Tim Donohue [9:00 AM]
@here: It's time for our weekly DSpace DevMtg. Agenda for today is at https://wiki.duraspace.org/display/DSPACE/DevMtg+2018-11-28
Let's do a quick roll call to see who is able to join the discussion today
Mark Wood [9:00 AM]
Terry Brady [9:00 AM]
Pascal Becker [9:00 AM]
will be lurking only and be distracted from time to time
Alexander Sulfrian [9:01 AM]
Tim Donohue [9:02 AM]
Hi all, welcome. Today's agenda is likely a bit light (it's mostly quick updates), so we should have time for other topics or discussions
Jumping right in though... last week was a slow week overall for DSpace meetings/efforts, cause of the USA Thanksgiving holiday.
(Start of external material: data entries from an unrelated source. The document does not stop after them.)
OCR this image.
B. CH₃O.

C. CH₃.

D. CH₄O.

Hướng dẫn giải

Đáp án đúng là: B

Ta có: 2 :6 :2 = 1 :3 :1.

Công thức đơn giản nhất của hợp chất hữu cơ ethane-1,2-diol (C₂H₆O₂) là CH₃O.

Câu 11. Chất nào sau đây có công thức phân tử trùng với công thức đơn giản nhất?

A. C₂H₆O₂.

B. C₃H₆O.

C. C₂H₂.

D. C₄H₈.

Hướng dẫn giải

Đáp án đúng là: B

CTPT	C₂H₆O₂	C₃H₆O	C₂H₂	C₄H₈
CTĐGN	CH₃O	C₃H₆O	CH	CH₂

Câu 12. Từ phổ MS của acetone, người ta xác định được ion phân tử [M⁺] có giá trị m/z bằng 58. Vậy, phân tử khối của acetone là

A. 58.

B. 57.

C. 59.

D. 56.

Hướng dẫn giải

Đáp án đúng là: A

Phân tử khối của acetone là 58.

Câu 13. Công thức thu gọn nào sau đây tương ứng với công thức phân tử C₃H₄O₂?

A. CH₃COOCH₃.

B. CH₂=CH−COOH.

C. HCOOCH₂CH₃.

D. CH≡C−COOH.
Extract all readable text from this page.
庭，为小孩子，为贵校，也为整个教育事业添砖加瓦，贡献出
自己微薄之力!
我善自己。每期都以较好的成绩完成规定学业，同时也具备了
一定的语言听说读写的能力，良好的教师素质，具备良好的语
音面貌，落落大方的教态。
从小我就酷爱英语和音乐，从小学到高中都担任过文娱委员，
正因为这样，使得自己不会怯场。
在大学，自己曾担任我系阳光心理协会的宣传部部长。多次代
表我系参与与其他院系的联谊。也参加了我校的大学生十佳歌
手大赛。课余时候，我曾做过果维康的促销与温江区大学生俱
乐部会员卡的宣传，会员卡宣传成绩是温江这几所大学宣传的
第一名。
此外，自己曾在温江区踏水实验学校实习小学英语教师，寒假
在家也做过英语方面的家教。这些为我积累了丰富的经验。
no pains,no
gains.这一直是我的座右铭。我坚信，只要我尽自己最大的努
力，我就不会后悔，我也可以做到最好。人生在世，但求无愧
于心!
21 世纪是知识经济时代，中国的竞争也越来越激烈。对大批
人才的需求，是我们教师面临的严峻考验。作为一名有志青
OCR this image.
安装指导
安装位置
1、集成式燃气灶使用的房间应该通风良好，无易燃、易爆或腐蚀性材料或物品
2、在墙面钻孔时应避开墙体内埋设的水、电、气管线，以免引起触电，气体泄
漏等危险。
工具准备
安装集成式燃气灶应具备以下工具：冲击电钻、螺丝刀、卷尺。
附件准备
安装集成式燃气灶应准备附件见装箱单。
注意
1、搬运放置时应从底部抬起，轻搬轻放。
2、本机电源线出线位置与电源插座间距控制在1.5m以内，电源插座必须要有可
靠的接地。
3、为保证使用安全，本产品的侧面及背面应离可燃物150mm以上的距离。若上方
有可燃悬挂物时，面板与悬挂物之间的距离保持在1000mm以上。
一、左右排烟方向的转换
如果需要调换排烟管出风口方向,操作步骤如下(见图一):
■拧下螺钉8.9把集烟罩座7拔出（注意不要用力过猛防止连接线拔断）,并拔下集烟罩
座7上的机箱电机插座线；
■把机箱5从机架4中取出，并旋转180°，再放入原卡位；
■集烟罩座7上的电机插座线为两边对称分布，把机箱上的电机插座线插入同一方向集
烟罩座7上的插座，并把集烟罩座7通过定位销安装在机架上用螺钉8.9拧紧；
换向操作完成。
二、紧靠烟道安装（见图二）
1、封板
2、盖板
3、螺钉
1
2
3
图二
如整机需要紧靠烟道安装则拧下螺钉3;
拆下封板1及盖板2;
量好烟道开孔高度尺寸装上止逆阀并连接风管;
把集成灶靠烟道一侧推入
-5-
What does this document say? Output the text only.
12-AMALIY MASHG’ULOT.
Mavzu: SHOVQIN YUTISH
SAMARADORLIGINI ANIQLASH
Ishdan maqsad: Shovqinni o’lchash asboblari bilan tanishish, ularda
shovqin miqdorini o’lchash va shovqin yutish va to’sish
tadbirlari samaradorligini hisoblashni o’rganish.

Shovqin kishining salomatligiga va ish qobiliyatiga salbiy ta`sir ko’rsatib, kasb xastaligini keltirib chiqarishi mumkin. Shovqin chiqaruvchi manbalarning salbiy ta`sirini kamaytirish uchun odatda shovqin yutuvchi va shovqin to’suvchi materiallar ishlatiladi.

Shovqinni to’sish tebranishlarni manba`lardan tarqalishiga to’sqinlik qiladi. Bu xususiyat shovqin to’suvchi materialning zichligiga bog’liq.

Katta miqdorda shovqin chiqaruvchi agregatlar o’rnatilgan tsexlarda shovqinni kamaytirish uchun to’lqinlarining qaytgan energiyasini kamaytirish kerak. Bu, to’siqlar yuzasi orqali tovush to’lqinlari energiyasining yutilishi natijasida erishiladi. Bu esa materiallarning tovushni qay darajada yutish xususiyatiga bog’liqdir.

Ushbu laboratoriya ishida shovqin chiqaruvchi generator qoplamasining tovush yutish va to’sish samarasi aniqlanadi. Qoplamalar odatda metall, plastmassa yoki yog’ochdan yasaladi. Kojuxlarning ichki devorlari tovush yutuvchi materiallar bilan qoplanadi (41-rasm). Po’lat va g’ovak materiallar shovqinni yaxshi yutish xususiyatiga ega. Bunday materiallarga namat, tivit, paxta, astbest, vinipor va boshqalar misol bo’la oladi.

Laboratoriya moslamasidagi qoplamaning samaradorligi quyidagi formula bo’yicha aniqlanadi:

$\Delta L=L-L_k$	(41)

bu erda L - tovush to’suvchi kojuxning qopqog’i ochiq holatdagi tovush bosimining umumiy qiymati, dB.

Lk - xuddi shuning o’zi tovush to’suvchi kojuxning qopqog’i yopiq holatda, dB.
So, most meetings, including this one didn't happen.
But, we have a few meetings coming up to be aware of.... our DSpace 7 Meetings resume tomorrow (Nov 29) at 15UTC. And the next Entities Working Group meeting is next Tues, Dec 4 at 16UTC
On the DSpace 7 front, I don't have any specific updates to share with this team...so, I'd recommend joining our next DSpace 7 meeting tomorrow (if interested), and/or I'll share any updates next week.
As noted last week, the DSpace 7 rough/estimated schedule is now posted up on 7.0 Status page: https://wiki.duraspace.org/display/DSPACE/DSpace+Release+7.0+Status
Same goes for DSpace 6.x. No updates to share today.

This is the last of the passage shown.